Keeping in mind the differentiation property of the one-sided Laplace transform:

\$ L\{D[q(t)]\} = sQ(s) - q(0^-) \qquad\qquad \text{where} ~~ Q(s) = L\{q(t)\} \$

you can take the L-transform of both members of the differential equation and you obtain the following equation in the s domain:

\$ a_ns^nY(s) + a_{n-1}s^{(n-1)}Y(s) + \dots + a_1sY(s) + a_0Y(s) + R(s) = b_ms^mX(s) + b_{m-1}s^{(m-1)}X(s) + \dots + b_1sX(s) + b_0X(s) + K(s)\$

Where \$R(s)\$ is a polynomial expression in \$s\$ where the coefficients are combinations of the derivatives of \$y\$ computed at \$0^-\$ (this term comes from the \$q(0^-)\$ in the differentiation property). Analogously \$K(s)\$ is a polynomial whose coefficients are combinations of \$x\$ computed at \$0^-\$.

If you factor out \$X(s)\$ and \$Y(s)\$ in the transformed equation and then isolate \$Y\$ you obtain the following, which is an expression for the entire response (zero-state + zero-input):

\$ Y(s) = \dfrac {b_ms^m + b_{m-1}s^{m-1}+\dots+b_0} {a_ns^n + a_{n-1}s^{n-1}+\dots+a_0} X(s) + \dfrac{K(s)-R(s)}{a_ns^n + a_{n-1}s^{n-1}+\dots+a_0} \$

The first term is \$H(s) X(s)\$ and gives you the full response of the system when it is excited by \$x(t)\$ when its initial state is "zero" (i.e. no energy stored in caps and inductors, if we are talking about electrical circuits), the other term represents the part of the transient response due to the energy stored in the system at time 0.

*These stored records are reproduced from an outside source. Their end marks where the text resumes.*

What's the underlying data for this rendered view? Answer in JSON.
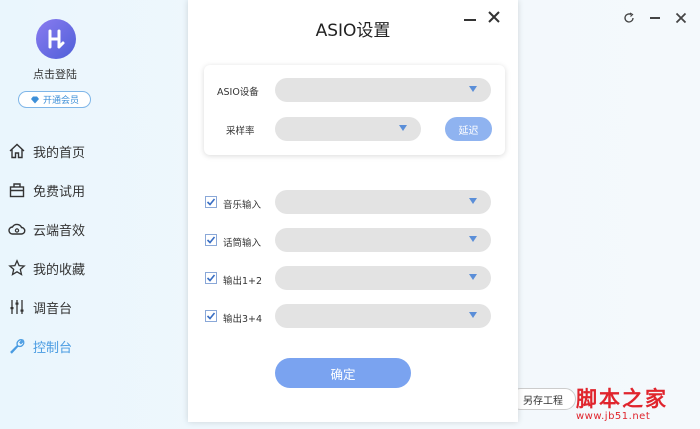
{
  "user": {
    "login_text": "点击登陆",
    "vip_label": "开通会员"
  },
  "nav": {
    "items": [
      {
        "label": "我的首页",
        "icon": "home-icon"
      },
      {
        "label": "免费试用",
        "icon": "gift-icon"
      },
      {
        "label": "云端音效",
        "icon": "cloud-icon"
      },
      {
        "label": "我的收藏",
        "icon": "star-icon"
      },
      {
        "label": "调音台",
        "icon": "mixer-icon"
      },
      {
        "label": "控制台",
        "icon": "wrench-icon"
      }
    ],
    "active_index": 5
  },
  "footer": {
    "save_project_label": "另存工程"
  },
  "watermark": {
    "text": "脚本之家",
    "url": "www.jb51.net"
  },
  "dialog": {
    "title": "ASIO设置",
    "device_section": {
      "asio_device_label": "ASIO设备",
      "asio_device_value": "",
      "sample_rate_label": "采样率",
      "sample_rate_value": "",
      "delay_button_label": "延迟"
    },
    "channels": [
      {
        "label": "音乐输入",
        "checked": true,
        "value": ""
      },
      {
        "label": "话筒输入",
        "checked": true,
        "value": ""
      },
      {
        "label": "输出1+2",
        "checked": true,
        "value": ""
      },
      {
        "label": "输出3+4",
        "checked": true,
        "value": ""
      }
    ],
    "confirm_label": "确定"
  },
  "colors": {
    "accent": "#4a9ce2",
    "button": "#7aa3f0",
    "caret": "#5a8ed8",
    "watermark": "#e0252d"
  }
}
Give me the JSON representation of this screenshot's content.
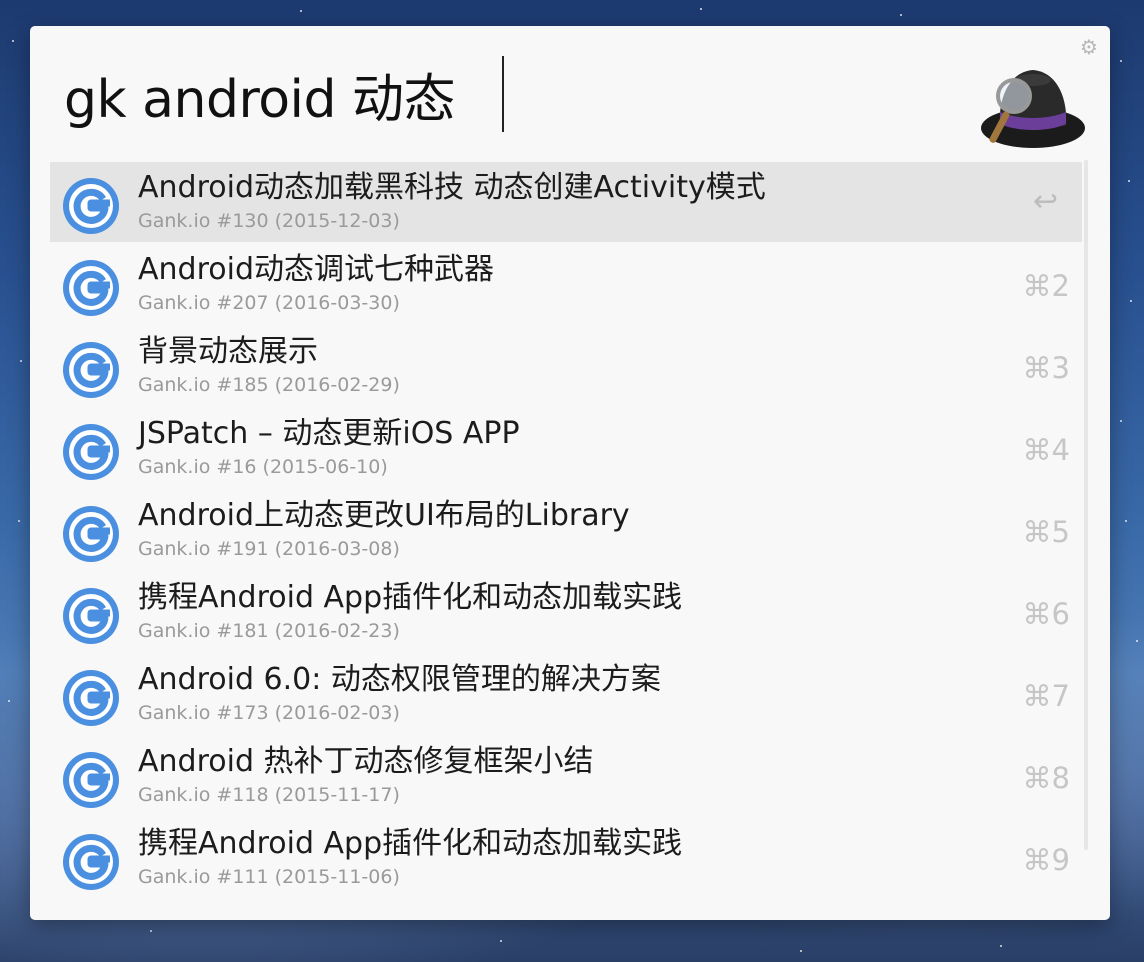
{
  "search": {
    "query": "gk android 动态"
  },
  "icons": {
    "settings": "gear-icon",
    "app_logo": "alfred-hat-icon",
    "result": "gank-g-icon"
  },
  "colors": {
    "panel_bg": "#f8f8f8",
    "selected_row": "#e4e4e4",
    "g_icon_blue": "#4a8fe0",
    "subtitle": "#9a9a9a"
  },
  "results": [
    {
      "title": "Android动态加载黑科技 动态创建Activity模式",
      "subtitle": "Gank.io #130 (2015-12-03)",
      "shortcut": "↩"
    },
    {
      "title": "Android动态调试七种武器",
      "subtitle": "Gank.io #207 (2016-03-30)",
      "shortcut": "⌘2"
    },
    {
      "title": "背景动态展示",
      "subtitle": "Gank.io #185 (2016-02-29)",
      "shortcut": "⌘3"
    },
    {
      "title": "JSPatch – 动态更新iOS APP",
      "subtitle": "Gank.io #16 (2015-06-10)",
      "shortcut": "⌘4"
    },
    {
      "title": "Android上动态更改UI布局的Library",
      "subtitle": "Gank.io #191 (2016-03-08)",
      "shortcut": "⌘5"
    },
    {
      "title": "携程Android App插件化和动态加载实践",
      "subtitle": "Gank.io #181 (2016-02-23)",
      "shortcut": "⌘6"
    },
    {
      "title": "Android 6.0: 动态权限管理的解决方案",
      "subtitle": "Gank.io #173 (2016-02-03)",
      "shortcut": "⌘7"
    },
    {
      "title": " Android 热补丁动态修复框架小结",
      "subtitle": "Gank.io #118 (2015-11-17)",
      "shortcut": "⌘8"
    },
    {
      "title": "携程Android App插件化和动态加载实践",
      "subtitle": "Gank.io #111 (2015-11-06)",
      "shortcut": "⌘9"
    }
  ]
}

Note that this latter depends on the values at \$0^-\$ of y, x and their derivatives. From a circuit POV these values are related to the initial conditions of the circuit: currents in inductors and voltages across caps.

Take as a simple example an RC circuit like the following:

from the KVL and Ohm's law we have:

\$ v(t) = R i(t) + v_c(t) \$

but the v-i relationship for the capacitor tells us that

\$ i(t) = C \dfrac{dv_c(t)}{dt} \$

Thus we have the following differential equation for the circuit:

\$ v(t) = R C \dfrac{dv_c(t)}{dt} + v_c(t) \$

Where \$v\$ is the excitation (x) and \$v_c\$ is the unknown response (y). If we now apply the L-transform to both sides we get:

\$ V(s) = R C \left[ sV_c(s) - v_c(0^-) \right] + V_c(s) = (R C s + 1 ) V_c(s) - R C v_c(0-)\$

which, after simple passages, becomes:

\$ V_c(s) = \dfrac{1}{R C s + 1} V(s) + \dfrac{RC v_c(0^-)}{R C s + 1} \$

Answer 2

If the system is stable, then Y(s) = H(s)X(s) can be used at all times. This means if you know the transfer function of the underlying system, then for a given input you can compute a simulated output of the system. In the example you used, the reason you obtain the steady stade response that way is because the magnitude of the transfer function H(s) is defined as the gain of the system.